Our parents are not exactly as open as we are about accepting things that were mostly brushed under the carpet in their times. Or at least, it was not written about so openly. Those were the skeletons that never rattled the cupboard.
This Pride Parade made my heart beat with pride when I saw my parents demonstrate their solidarity with those who have been a marginalised community facing stinging hatred from many quarters. My parents had just landed in New York in the morning and off they went, for the parade.
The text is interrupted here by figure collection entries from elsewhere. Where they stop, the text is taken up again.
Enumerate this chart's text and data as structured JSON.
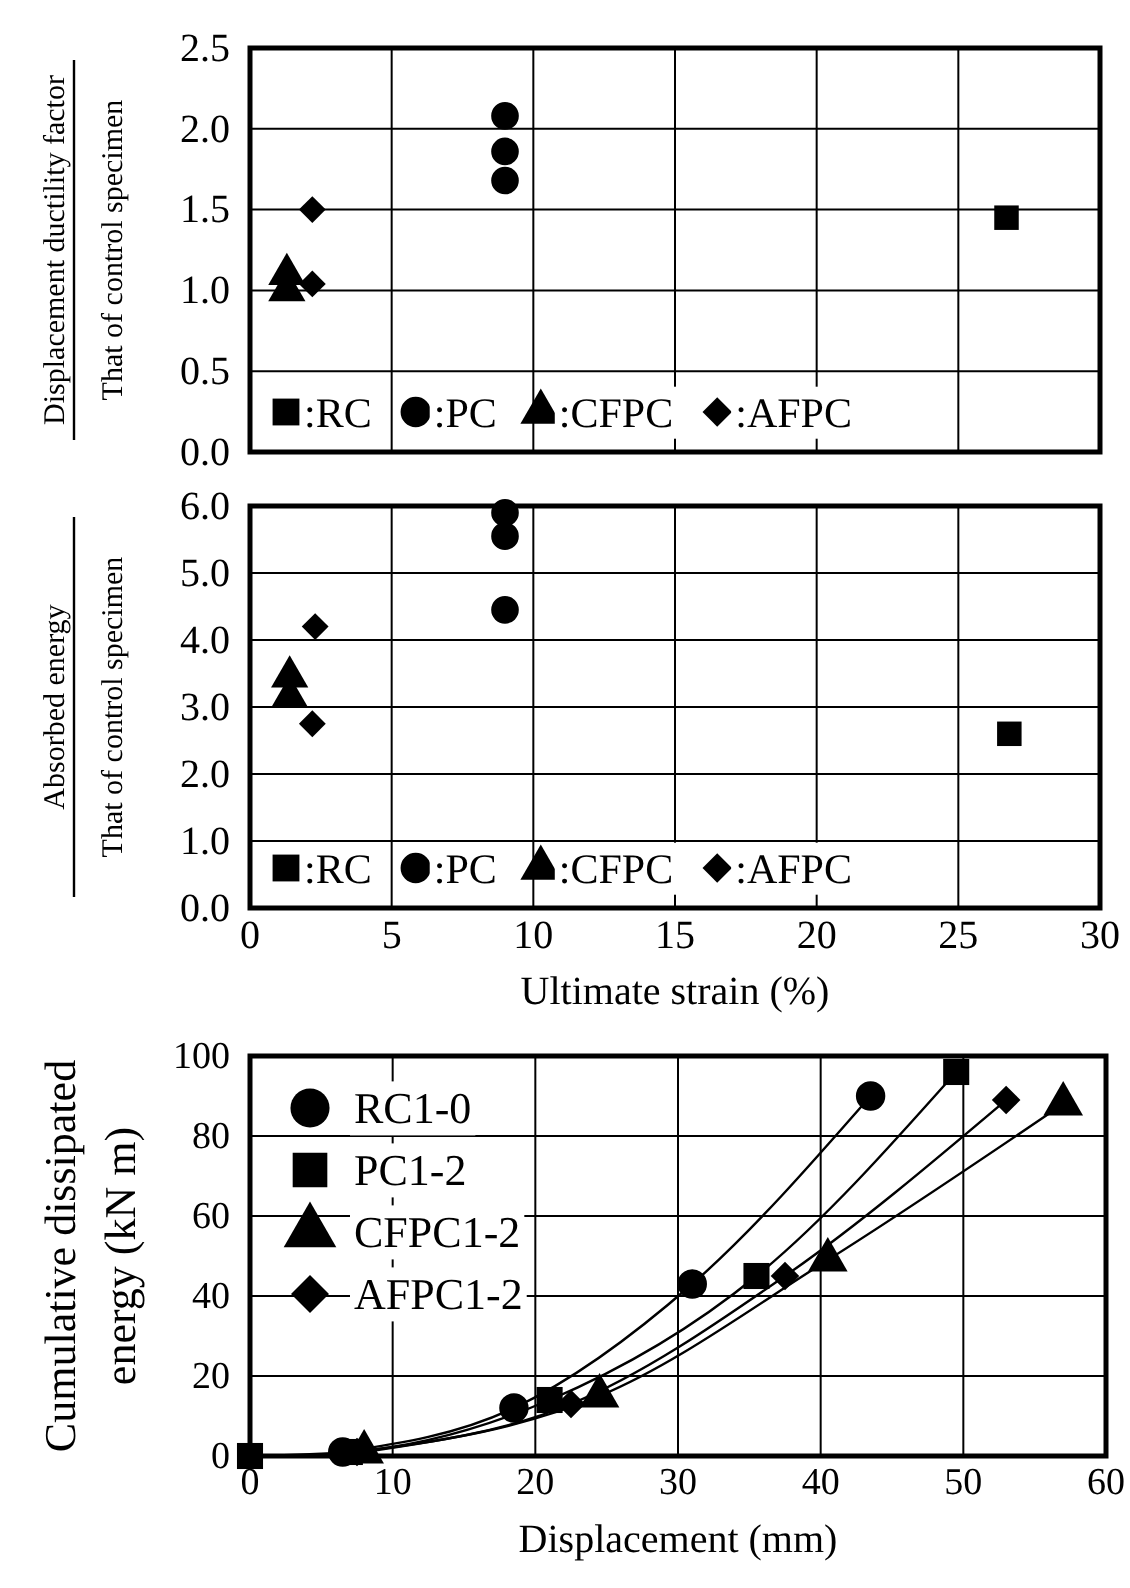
{
  "chart_data": [
    {
      "type": "scatter",
      "ylabel": "Displacement ductility factor\nThat of control specimen",
      "xlim": [
        0,
        30
      ],
      "xticks": [
        0,
        5,
        10,
        15,
        20,
        25,
        30
      ],
      "ylim": [
        0,
        2.5
      ],
      "yticks": [
        {
          "value": 0,
          "label": "0.0"
        },
        {
          "value": 0.5,
          "label": "0.5"
        },
        {
          "value": 1,
          "label": "1.0"
        },
        {
          "value": 1.5,
          "label": "1.5"
        },
        {
          "value": 2,
          "label": "2.0"
        },
        {
          "value": 2.5,
          "label": "2.5"
        }
      ],
      "tick_labels": "y",
      "grid": true,
      "legend": "bottom",
      "series": [
        {
          "name": ":RC",
          "color": "#000000",
          "marker": "square",
          "x": [
            26.7
          ],
          "values": [
            1.45
          ]
        },
        {
          "name": ":PC",
          "color": "#000000",
          "marker": "circle",
          "x": [
            9,
            9,
            9
          ],
          "values": [
            2.08,
            1.86,
            1.68
          ]
        },
        {
          "name": ":CFPC",
          "color": "#000000",
          "marker": "triangle",
          "x": [
            1.3,
            1.3
          ],
          "values": [
            1.1,
            1.0
          ]
        },
        {
          "name": ":AFPC",
          "color": "#000000",
          "marker": "diamond",
          "x": [
            2.2,
            2.2
          ],
          "values": [
            1.5,
            1.04
          ]
        }
      ]
    },
    {
      "type": "scatter",
      "xlabel": "Ultimate strain (%)",
      "ylabel": "Absorbed energy\nThat of control specimen",
      "xlim": [
        0,
        30
      ],
      "xticks": [
        0,
        5,
        10,
        15,
        20,
        25,
        30
      ],
      "ylim": [
        0,
        6
      ],
      "yticks": [
        {
          "value": 0,
          "label": "0.0"
        },
        {
          "value": 1,
          "label": "1.0"
        },
        {
          "value": 2,
          "label": "2.0"
        },
        {
          "value": 3,
          "label": "3.0"
        },
        {
          "value": 4,
          "label": "4.0"
        },
        {
          "value": 5,
          "label": "5.0"
        },
        {
          "value": 6,
          "label": "6.0"
        }
      ],
      "grid": true,
      "legend": "bottom",
      "series": [
        {
          "name": ":RC",
          "color": "#000000",
          "marker": "square",
          "x": [
            26.8
          ],
          "values": [
            2.6
          ]
        },
        {
          "name": ":PC",
          "color": "#000000",
          "marker": "circle",
          "x": [
            9,
            9,
            9
          ],
          "values": [
            5.9,
            5.55,
            4.45
          ]
        },
        {
          "name": ":CFPC",
          "color": "#000000",
          "marker": "triangle",
          "x": [
            1.4,
            1.4
          ],
          "values": [
            3.45,
            3.15
          ]
        },
        {
          "name": ":AFPC",
          "color": "#000000",
          "marker": "diamond",
          "x": [
            2.3,
            2.2
          ],
          "values": [
            4.2,
            2.75
          ]
        }
      ]
    },
    {
      "type": "line",
      "xlabel": "Displacement (mm)",
      "ylabel": "Cumulative dissipated\nenergy (kN m)",
      "xlim": [
        0,
        60
      ],
      "xticks": [
        0,
        10,
        20,
        30,
        40,
        50,
        60
      ],
      "ylim": [
        0,
        100
      ],
      "yticks": [
        0,
        20,
        40,
        60,
        80,
        100
      ],
      "grid": true,
      "legend": "top left",
      "series": [
        {
          "name": "RC1-0",
          "color": "#000000",
          "marker": "circle",
          "x": [
            6.5,
            18.5,
            31,
            43.5
          ],
          "values": [
            1,
            12,
            43,
            90
          ]
        },
        {
          "name": "PC1-2",
          "color": "#000000",
          "marker": "square",
          "x": [
            0,
            7,
            21,
            35.5,
            49.5
          ],
          "values": [
            0,
            1,
            14,
            45,
            96
          ]
        },
        {
          "name": "CFPC1-2",
          "color": "#000000",
          "marker": "triangle",
          "x": [
            8,
            24.5,
            40.5,
            57
          ],
          "values": [
            1,
            15,
            49,
            88
          ]
        },
        {
          "name": "AFPC1-2",
          "color": "#000000",
          "marker": "diamond",
          "x": [
            7.5,
            22.5,
            37.5,
            53
          ],
          "values": [
            1,
            13,
            45,
            89
          ]
        }
      ]
    }
  ]
}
I see a sea change in my father. He had always been uncomfortable with the very idea of gays and lesbians. He had squirmed in his seat when watching “Bombay Talkies” where Randeep Hooda had played the role of a gay man. It was very hard for him to digest a love story that was different. And look at him now! I remember, while growing up, during my turbulent adolescent phase I had got into an argument with both my parents on the topic of freedom and blamed them for being so backward in their thinking. It led to another round of shouting and screaming where they believed media was evil to portray ‘unnatural individuals’ as heroes. It enraged me further that they considered LGBTQ people to be ‘unnatural’. But now both my parents have understood that love is love.
Today when I see my dad, mom and sister participating in a global LGBTQ parade, I take heart that people do change and evolve. As our family consists of straight people, we may not have faced the kind of discrimination the LGBTQ community does. But do we need to experience discrimination to understand it? Or can we instead, sensitise ourselves to be more thoughtful of others around us?
The LGBTQ parade upheld a certain feeling when I saw photographs of straight folks engaging with the LGBTQ community. I did ask my dad and mom out of curiosity, later, if they would want to walk in such parades held in India and they replied, “Why not?”
The kind of transformation I spotted especially in my dad; his openness, his willingness to embrace something that was out of his comfort zone, to me – is inspiring. If a 60-year-old could do so and send his daughter, photographs of his first day in New York well spent, can we not get rid of our homophobia and give the LGBTQ community, the respect they deserve?